Ulrich Grete, Chef des Ausgleichsfonds der Schweizer Rentenversicherung AHV meinte, die in der Schweiz geltenden Bestimmungen seien durchaus ausreichend. Doch viele Aktionäre, namentlich die Pensionskassen, nähmen ihre Aktionärsrechte viel zu wenig wahr. Der Wirtschaftsethiker Peter Ulrich von der Universität St. Gallen vermisst in den Manageretagen das Empfinden für Gerechtigkeit. Die Unternehmensführer schadeten damit der ganzen Wirtschaft, selbst wenn sich einige von ihnen als Wohltäter zu profilieren suchten. "Nichts gegen Spenden. Aber in dieser Form ist das nichts anderes als ein neofeudalistisches Verhalten". Es war dem im Publikum sitzenden früheren CVP-Nationalrat Felix Walker vorbehalten, die auf dem Podium seltsamerweise kaum angesprochene Ethik in manchen Chefetagen grundsätzlich zu hinterfragen. "Heute scheint das Motto zu gelten: Es ist alles erlaubt, was nicht verboten ist. Mit dieser Haltung schaden Manager der ganzen Wirtschaft".

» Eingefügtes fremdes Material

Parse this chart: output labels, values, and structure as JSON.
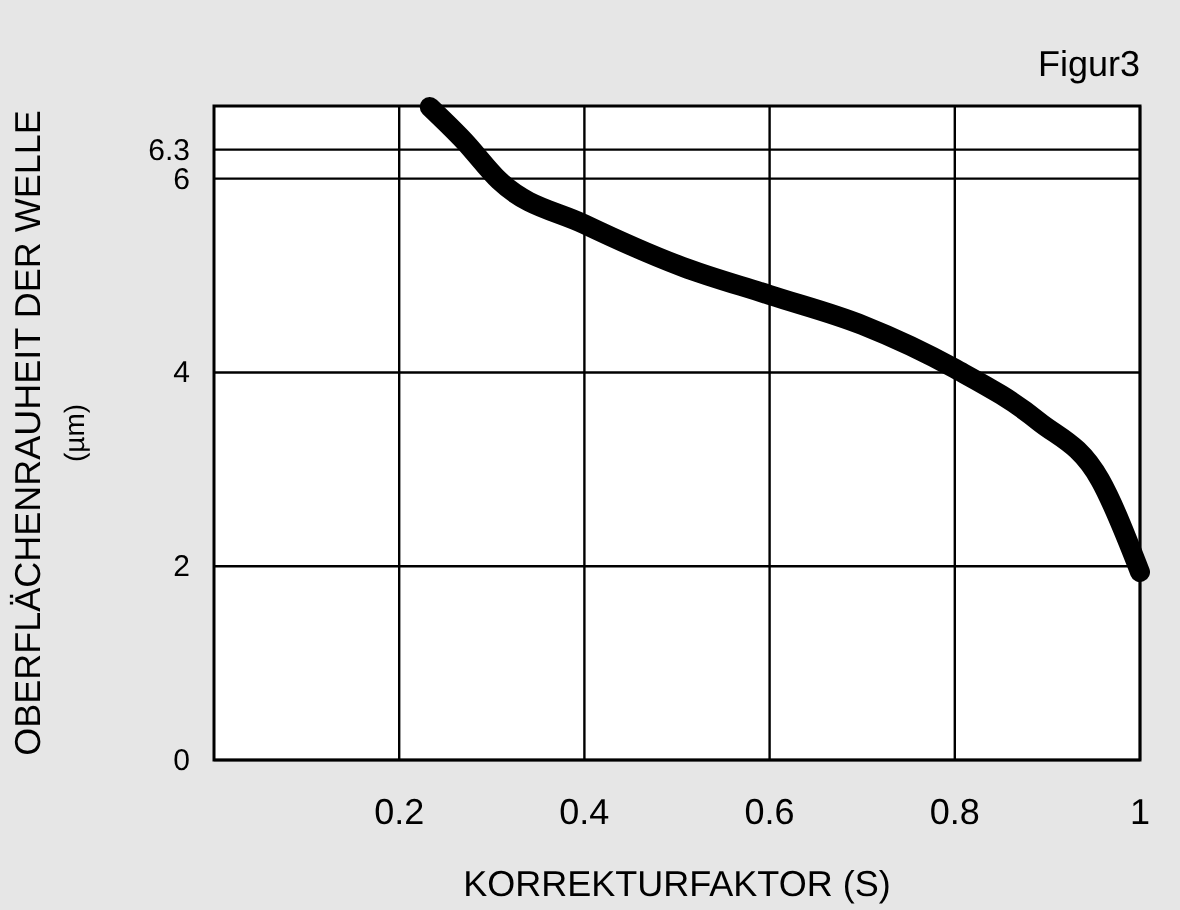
{
  "chart_data": {
    "type": "line",
    "title": "Figur3",
    "xlabel": "KORREKTURFAKTOR (S)",
    "ylabel": "OBERFLÄCHENRAUHEIT DER WELLE\n(µm)",
    "x": [
      0.233,
      0.27,
      0.308,
      0.4,
      0.506,
      0.6,
      0.7,
      0.8,
      0.89,
      0.957,
      1.0
    ],
    "series": [
      {
        "color": "#000000",
        "values": [
          6.74,
          6.39,
          5.98,
          5.53,
          5.09,
          4.8,
          4.49,
          4.04,
          3.5,
          2.89,
          1.94
        ]
      }
    ],
    "xlim": [
      0,
      1
    ],
    "xticks": [
      0.2,
      0.4,
      0.6,
      0.8,
      1
    ],
    "ylim": [
      0,
      6.75
    ],
    "yticks": [
      0,
      2,
      4,
      6,
      6.3
    ],
    "grid": true,
    "marker": "none",
    "line_style": "solid"
  }
}
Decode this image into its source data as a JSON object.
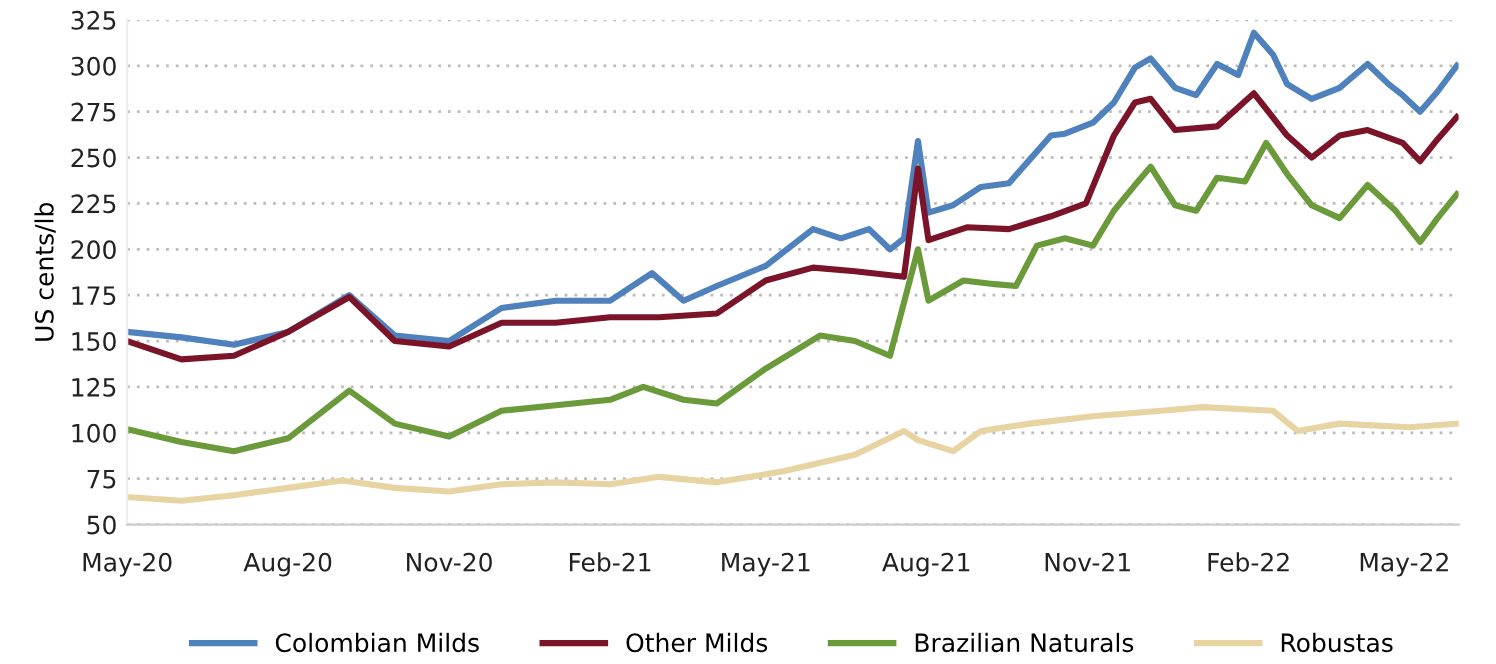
{
  "chart_data": {
    "type": "line",
    "ylabel": "US cents/lb",
    "ylim": [
      50,
      325
    ],
    "yticks": [
      50,
      75,
      100,
      125,
      150,
      175,
      200,
      225,
      250,
      275,
      300,
      325
    ],
    "xlim": [
      "2020-05-01",
      "2022-06-01"
    ],
    "xticks": [
      {
        "value": "2020-05-01",
        "label": "May-20"
      },
      {
        "value": "2020-08-01",
        "label": "Aug-20"
      },
      {
        "value": "2020-11-01",
        "label": "Nov-20"
      },
      {
        "value": "2021-02-01",
        "label": "Feb-21"
      },
      {
        "value": "2021-05-01",
        "label": "May-21"
      },
      {
        "value": "2021-08-01",
        "label": "Aug-21"
      },
      {
        "value": "2021-11-01",
        "label": "Nov-21"
      },
      {
        "value": "2022-02-01",
        "label": "Feb-22"
      },
      {
        "value": "2022-05-01",
        "label": "May-22"
      }
    ],
    "grid": "y",
    "legend": "bottom",
    "line_style": "solid",
    "marker": "none",
    "series": [
      {
        "name": "Colombian Milds",
        "color": "#4f81bd",
        "x": [
          "2020-05-01",
          "2020-06-01",
          "2020-07-01",
          "2020-08-01",
          "2020-09-05",
          "2020-10-01",
          "2020-11-01",
          "2020-12-01",
          "2021-01-01",
          "2021-02-01",
          "2021-02-25",
          "2021-03-15",
          "2021-04-03",
          "2021-05-01",
          "2021-05-28",
          "2021-06-13",
          "2021-06-29",
          "2021-07-11",
          "2021-07-19",
          "2021-07-27",
          "2021-08-02",
          "2021-08-16",
          "2021-09-01",
          "2021-09-17",
          "2021-09-29",
          "2021-10-11",
          "2021-10-19",
          "2021-11-04",
          "2021-11-16",
          "2021-11-28",
          "2021-12-07",
          "2021-12-21",
          "2022-01-02",
          "2022-01-14",
          "2022-01-26",
          "2022-02-04",
          "2022-02-15",
          "2022-02-23",
          "2022-03-09",
          "2022-03-25",
          "2022-04-10",
          "2022-04-22",
          "2022-04-30",
          "2022-05-10",
          "2022-05-20",
          "2022-05-31"
        ],
        "values": [
          155,
          152,
          148,
          155,
          175,
          153,
          150,
          168,
          172,
          172,
          187,
          172,
          180,
          191,
          211,
          206,
          211,
          200,
          206,
          259,
          220,
          224,
          234,
          236,
          249,
          262,
          263,
          269,
          280,
          299,
          304,
          288,
          284,
          301,
          295,
          318,
          306,
          290,
          282,
          288,
          301,
          290,
          284,
          275,
          286,
          300
        ]
      },
      {
        "name": "Other Milds",
        "color": "#7b1428",
        "x": [
          "2020-05-01",
          "2020-06-01",
          "2020-07-01",
          "2020-08-01",
          "2020-09-05",
          "2020-10-01",
          "2020-11-01",
          "2020-12-01",
          "2021-01-01",
          "2021-02-01",
          "2021-03-01",
          "2021-04-03",
          "2021-05-01",
          "2021-05-28",
          "2021-06-21",
          "2021-07-19",
          "2021-07-27",
          "2021-08-02",
          "2021-08-24",
          "2021-09-17",
          "2021-10-11",
          "2021-10-31",
          "2021-11-16",
          "2021-11-28",
          "2021-12-07",
          "2021-12-21",
          "2022-01-14",
          "2022-02-04",
          "2022-02-23",
          "2022-03-09",
          "2022-03-25",
          "2022-04-10",
          "2022-04-30",
          "2022-05-10",
          "2022-05-20",
          "2022-05-31"
        ],
        "values": [
          150,
          140,
          142,
          155,
          174,
          150,
          147,
          160,
          160,
          163,
          163,
          165,
          183,
          190,
          188,
          185,
          244,
          205,
          212,
          211,
          218,
          225,
          262,
          280,
          282,
          265,
          267,
          285,
          262,
          250,
          262,
          265,
          258,
          248,
          260,
          272
        ]
      },
      {
        "name": "Brazilian Naturals",
        "color": "#6b9a3a",
        "x": [
          "2020-05-01",
          "2020-06-01",
          "2020-07-01",
          "2020-08-01",
          "2020-09-05",
          "2020-10-01",
          "2020-11-01",
          "2020-12-01",
          "2021-01-01",
          "2021-02-01",
          "2021-02-20",
          "2021-03-15",
          "2021-04-03",
          "2021-05-01",
          "2021-06-01",
          "2021-06-21",
          "2021-07-11",
          "2021-07-27",
          "2021-08-02",
          "2021-08-22",
          "2021-09-09",
          "2021-09-21",
          "2021-10-03",
          "2021-10-19",
          "2021-11-04",
          "2021-11-16",
          "2021-11-28",
          "2021-12-07",
          "2021-12-21",
          "2022-01-02",
          "2022-01-14",
          "2022-01-30",
          "2022-02-11",
          "2022-02-23",
          "2022-03-09",
          "2022-03-25",
          "2022-04-10",
          "2022-04-26",
          "2022-05-10",
          "2022-05-20",
          "2022-05-31"
        ],
        "values": [
          102,
          95,
          90,
          97,
          123,
          105,
          98,
          112,
          115,
          118,
          125,
          118,
          116,
          135,
          153,
          150,
          142,
          200,
          172,
          183,
          181,
          180,
          202,
          206,
          202,
          221,
          235,
          245,
          224,
          221,
          239,
          237,
          258,
          241,
          224,
          217,
          235,
          221,
          204,
          217,
          230
        ]
      },
      {
        "name": "Robustas",
        "color": "#e8d3a2",
        "x": [
          "2020-05-01",
          "2020-06-01",
          "2020-07-01",
          "2020-08-01",
          "2020-09-01",
          "2020-10-01",
          "2020-11-01",
          "2020-12-01",
          "2021-01-01",
          "2021-02-01",
          "2021-03-01",
          "2021-04-03",
          "2021-05-11",
          "2021-06-21",
          "2021-07-19",
          "2021-07-27",
          "2021-08-16",
          "2021-09-01",
          "2021-09-29",
          "2021-11-04",
          "2021-12-13",
          "2022-01-06",
          "2022-02-15",
          "2022-03-01",
          "2022-03-25",
          "2022-05-04",
          "2022-05-31"
        ],
        "values": [
          65,
          63,
          66,
          70,
          74,
          70,
          68,
          72,
          73,
          72,
          76,
          73,
          79,
          88,
          101,
          96,
          90,
          101,
          105,
          109,
          112,
          114,
          112,
          101,
          105,
          103,
          105
        ]
      }
    ]
  }
}
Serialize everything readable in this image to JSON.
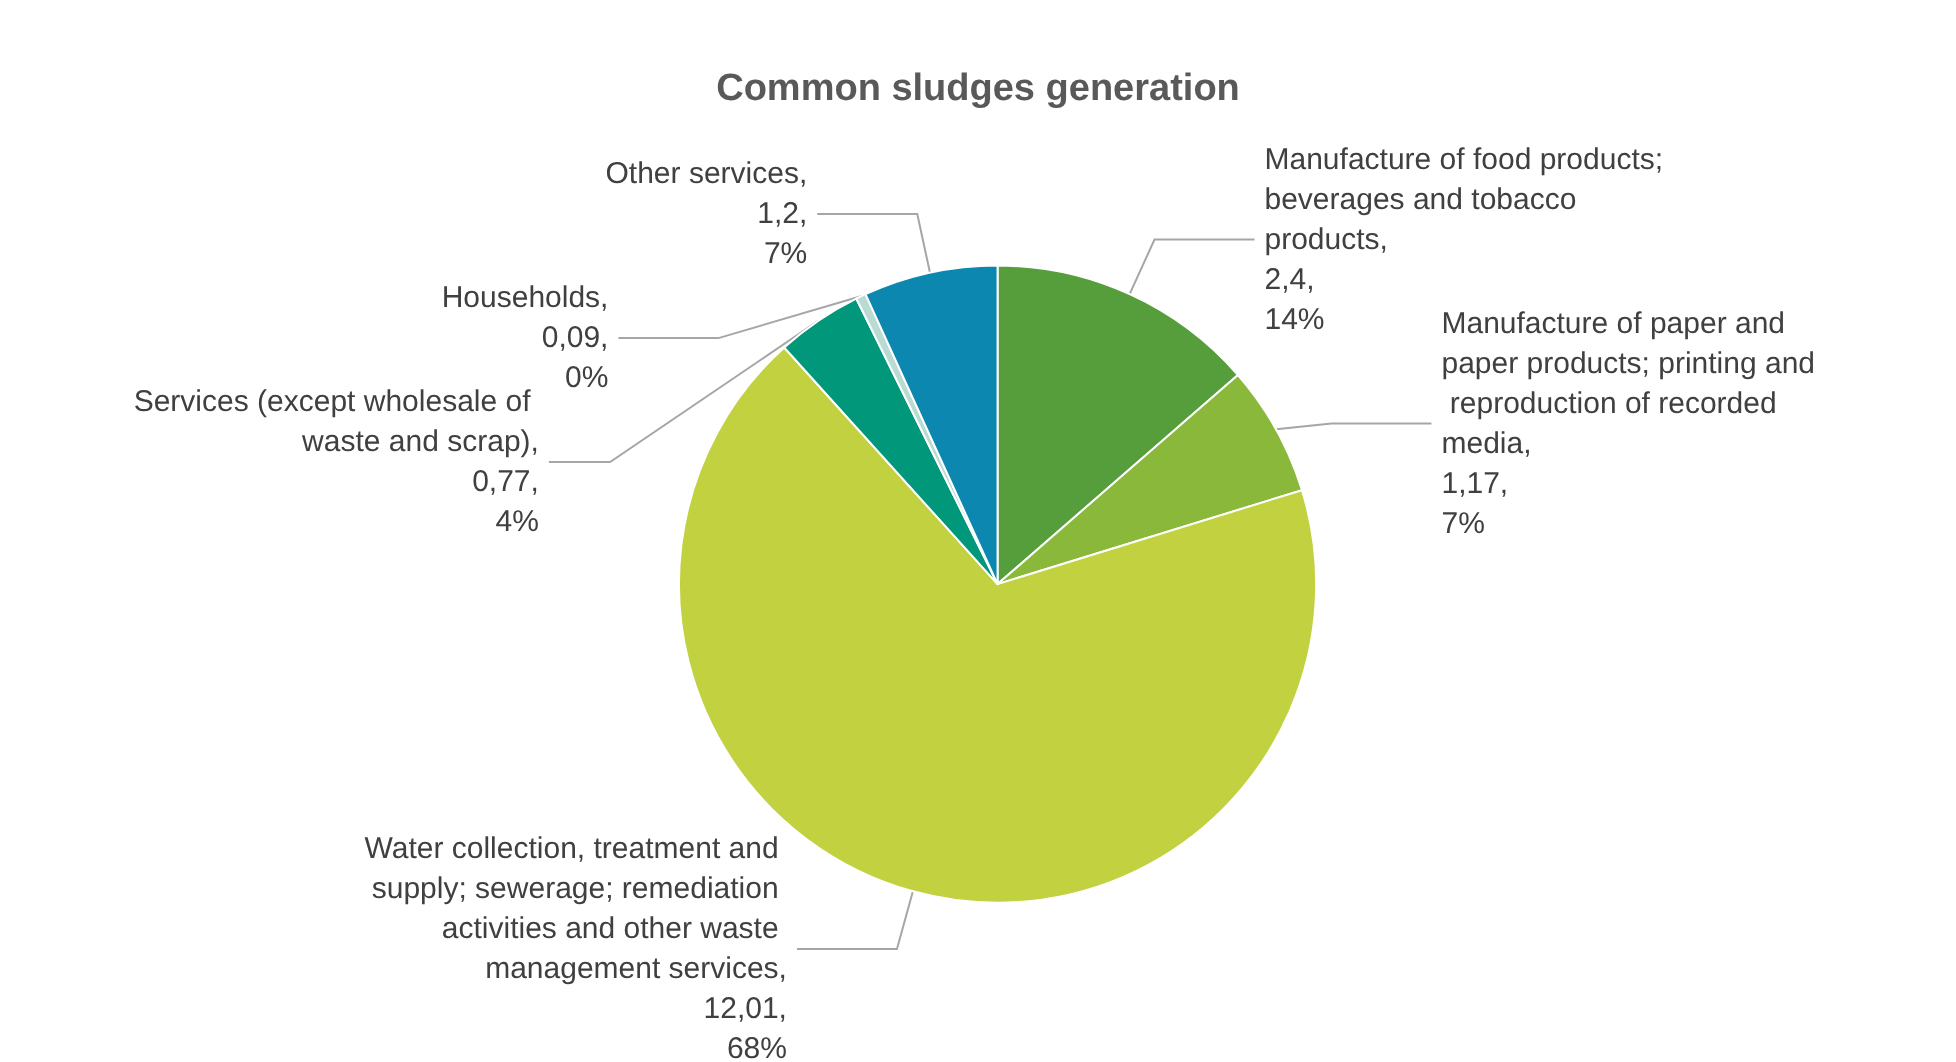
{
  "chart_data": {
    "type": "pie",
    "title": "Common sludges generation",
    "categories": [
      "Manufacture of food products; beverages and tobacco products",
      "Manufacture of paper and paper products; printing and reproduction of recorded media",
      "Water collection, treatment and supply; sewerage; remediation activities and other waste management services",
      "Services (except wholesale of waste and scrap)",
      "Households",
      "Other services"
    ],
    "values": [
      2.4,
      1.17,
      12.01,
      0.77,
      0.09,
      1.2
    ],
    "value_labels": [
      ",\n2,4,\n14%",
      ",\n1,17,\n7%",
      ",\n12,01,\n68%",
      ",\n0,77,\n4%",
      ",\n0,09,\n0%",
      ",\n1,2,\n7%"
    ],
    "colors": [
      "#559e3b",
      "#8ab83a",
      "#c2d140",
      "#00977a",
      "#b9dbd3",
      "#0b87b0"
    ],
    "legend": false
  }
}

Wissen: Open Forum in Davos

Das "Open Forum" ist eine Begleitveranstaltung zum Weltwirtschaftsforum (WEF) und möchte die im exklusiven Kreis des WEF geführten Diskussionen in eine breitere Öffentlichkeit tragen. Organisiert wird es vom WEF und der evangelischen Kirche. Bis Samstag sind vier weitere Veranstaltungen im Programm, unter anderem zu den Themen Energiepolitik und multikulturelle Gesellschaft. Die Podien sind meist hochkarätig besetzt. Der Eintritt ist frei.